Physicians are most concerned about the roughly 3% of hip replacement patients who develop symptomatic clots, he explains.
UC Davis researchers compared total hip replacement patients who actually developed symptoms of blood clots to patients who did not. They analyzed records of California Medicare patients who underwent hip replacement surgery between 1993 and 1996. The medical records of 297 patients who were readmitted for a blood clot were compared to the records of 592 patients who were not readmitted and who presumably did not develop clotting symptoms.
Factors assessed include:
- pneumatic compression;
- anticoagulant therapy;
- body mass index (BMI).
"Our study showed that overweight and obese patients are most at risk for developing blood clots that require hospitalization," White says. Researchers found that overweight patients, or those patients with a BMI of 25 or greater, were 21/2 times as likely to have been hospitalized for clots as patients in the control group.

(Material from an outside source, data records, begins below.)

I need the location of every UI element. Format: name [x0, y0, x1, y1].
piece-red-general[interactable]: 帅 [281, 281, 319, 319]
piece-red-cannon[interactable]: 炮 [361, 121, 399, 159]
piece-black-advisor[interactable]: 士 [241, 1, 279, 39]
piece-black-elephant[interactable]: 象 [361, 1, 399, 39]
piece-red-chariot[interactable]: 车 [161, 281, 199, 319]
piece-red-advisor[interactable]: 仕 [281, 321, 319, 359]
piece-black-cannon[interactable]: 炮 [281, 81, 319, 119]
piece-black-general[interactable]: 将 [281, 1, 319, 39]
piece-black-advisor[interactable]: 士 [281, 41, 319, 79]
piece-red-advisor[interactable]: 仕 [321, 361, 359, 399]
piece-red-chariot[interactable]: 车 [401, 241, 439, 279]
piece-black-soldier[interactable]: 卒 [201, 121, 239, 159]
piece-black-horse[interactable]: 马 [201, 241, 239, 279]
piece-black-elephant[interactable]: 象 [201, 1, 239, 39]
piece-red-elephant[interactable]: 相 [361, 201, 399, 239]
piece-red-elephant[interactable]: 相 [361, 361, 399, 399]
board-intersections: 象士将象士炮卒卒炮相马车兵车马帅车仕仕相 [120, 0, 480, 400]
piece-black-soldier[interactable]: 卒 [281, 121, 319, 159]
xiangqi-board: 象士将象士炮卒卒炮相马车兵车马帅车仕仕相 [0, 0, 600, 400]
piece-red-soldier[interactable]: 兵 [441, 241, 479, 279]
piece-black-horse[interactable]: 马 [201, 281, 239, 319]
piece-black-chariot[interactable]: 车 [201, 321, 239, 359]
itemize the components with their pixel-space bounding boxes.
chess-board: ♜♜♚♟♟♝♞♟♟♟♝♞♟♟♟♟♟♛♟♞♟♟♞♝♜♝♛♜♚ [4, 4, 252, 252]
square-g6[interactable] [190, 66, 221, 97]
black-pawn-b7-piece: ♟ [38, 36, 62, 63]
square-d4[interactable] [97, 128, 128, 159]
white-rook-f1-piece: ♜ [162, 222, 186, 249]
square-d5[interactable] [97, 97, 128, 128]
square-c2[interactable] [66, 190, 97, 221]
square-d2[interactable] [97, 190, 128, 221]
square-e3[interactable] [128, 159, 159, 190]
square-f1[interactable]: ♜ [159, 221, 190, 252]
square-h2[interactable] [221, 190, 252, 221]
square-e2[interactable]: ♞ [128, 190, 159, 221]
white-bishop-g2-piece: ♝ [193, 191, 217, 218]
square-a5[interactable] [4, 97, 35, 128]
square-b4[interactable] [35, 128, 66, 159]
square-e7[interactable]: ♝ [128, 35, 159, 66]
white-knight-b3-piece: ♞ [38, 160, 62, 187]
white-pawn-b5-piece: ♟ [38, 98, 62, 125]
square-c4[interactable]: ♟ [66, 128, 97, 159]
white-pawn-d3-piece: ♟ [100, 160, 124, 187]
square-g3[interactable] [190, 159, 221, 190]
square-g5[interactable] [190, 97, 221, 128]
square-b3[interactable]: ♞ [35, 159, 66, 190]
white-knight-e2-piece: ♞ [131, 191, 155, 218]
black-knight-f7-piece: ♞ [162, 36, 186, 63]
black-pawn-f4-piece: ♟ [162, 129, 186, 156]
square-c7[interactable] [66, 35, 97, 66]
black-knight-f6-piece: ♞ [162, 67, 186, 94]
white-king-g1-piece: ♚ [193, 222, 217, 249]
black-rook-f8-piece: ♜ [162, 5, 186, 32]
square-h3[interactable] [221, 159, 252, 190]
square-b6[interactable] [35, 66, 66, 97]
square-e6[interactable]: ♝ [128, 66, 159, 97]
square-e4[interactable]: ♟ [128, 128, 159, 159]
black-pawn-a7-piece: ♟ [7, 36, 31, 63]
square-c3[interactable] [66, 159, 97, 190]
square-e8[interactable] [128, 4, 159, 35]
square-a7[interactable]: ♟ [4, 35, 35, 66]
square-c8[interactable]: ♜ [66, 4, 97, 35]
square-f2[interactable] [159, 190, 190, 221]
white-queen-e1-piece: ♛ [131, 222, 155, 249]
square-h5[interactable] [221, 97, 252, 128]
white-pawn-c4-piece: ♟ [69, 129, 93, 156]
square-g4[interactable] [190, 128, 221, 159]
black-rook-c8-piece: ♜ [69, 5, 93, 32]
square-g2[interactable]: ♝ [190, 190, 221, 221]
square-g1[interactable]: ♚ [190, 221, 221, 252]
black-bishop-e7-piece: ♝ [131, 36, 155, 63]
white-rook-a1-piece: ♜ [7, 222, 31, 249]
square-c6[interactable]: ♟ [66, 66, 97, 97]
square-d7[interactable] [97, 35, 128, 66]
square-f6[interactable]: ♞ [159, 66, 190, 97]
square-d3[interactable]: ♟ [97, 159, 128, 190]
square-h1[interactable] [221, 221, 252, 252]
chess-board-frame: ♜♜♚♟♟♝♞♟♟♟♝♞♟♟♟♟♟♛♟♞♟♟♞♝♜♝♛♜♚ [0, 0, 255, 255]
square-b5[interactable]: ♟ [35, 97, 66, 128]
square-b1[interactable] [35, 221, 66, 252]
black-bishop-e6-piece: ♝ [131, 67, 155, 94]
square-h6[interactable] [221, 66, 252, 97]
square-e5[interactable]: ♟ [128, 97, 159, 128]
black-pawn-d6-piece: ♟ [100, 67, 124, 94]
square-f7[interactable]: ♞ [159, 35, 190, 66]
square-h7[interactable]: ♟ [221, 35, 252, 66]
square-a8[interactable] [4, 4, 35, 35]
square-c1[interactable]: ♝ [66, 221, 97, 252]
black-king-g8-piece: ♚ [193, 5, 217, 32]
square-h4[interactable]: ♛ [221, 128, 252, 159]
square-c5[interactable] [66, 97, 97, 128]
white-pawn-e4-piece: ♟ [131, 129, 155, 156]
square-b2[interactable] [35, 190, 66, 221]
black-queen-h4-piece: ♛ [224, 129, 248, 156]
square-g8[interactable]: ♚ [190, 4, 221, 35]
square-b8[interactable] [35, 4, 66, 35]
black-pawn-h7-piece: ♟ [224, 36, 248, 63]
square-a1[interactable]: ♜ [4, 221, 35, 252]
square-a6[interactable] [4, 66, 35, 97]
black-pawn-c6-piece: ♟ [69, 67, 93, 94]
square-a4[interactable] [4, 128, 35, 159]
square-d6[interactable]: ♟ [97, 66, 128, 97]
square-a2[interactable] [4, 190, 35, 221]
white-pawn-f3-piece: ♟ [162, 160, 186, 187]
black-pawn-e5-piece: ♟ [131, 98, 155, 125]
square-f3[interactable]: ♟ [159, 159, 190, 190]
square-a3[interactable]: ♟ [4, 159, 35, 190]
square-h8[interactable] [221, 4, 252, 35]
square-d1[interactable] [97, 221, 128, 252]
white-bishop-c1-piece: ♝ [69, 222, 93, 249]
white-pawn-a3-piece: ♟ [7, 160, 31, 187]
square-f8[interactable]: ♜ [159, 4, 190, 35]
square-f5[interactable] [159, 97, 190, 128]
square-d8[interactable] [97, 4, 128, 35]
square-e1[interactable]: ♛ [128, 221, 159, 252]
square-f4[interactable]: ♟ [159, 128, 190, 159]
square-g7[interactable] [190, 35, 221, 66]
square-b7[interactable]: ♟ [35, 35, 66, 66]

"We also found that specific groups of patients seem to benefit most from certain treatments." For example, White notes that pneumatic compression was most effective for patients of average weight, but did not reduce the risk of serious blood clots in overweight or obese patients. "Continuing anticoagulant drug therapy after discharge from the hospital was beneficial to all patients." Patients of all weights who continued therapy with the anticoagulant warfarin after they went home were only 60% as likely to have had symptoms as patients in the control group.
Further research may explain why obese patients develop more clots than patients of normal weight, White says. "But until we figure out what is going on, overweight patients appear to be the ones who need extended prophylaxis with warfarin or other anticoagulants."
[See: White RH, Gettner S, Newman JM, et al. Predictors of rehospitalization for symptomatic venous thromboembolism after total hip arthroplasty. N Engl J Med, 2000; 343(24):1758-1764.]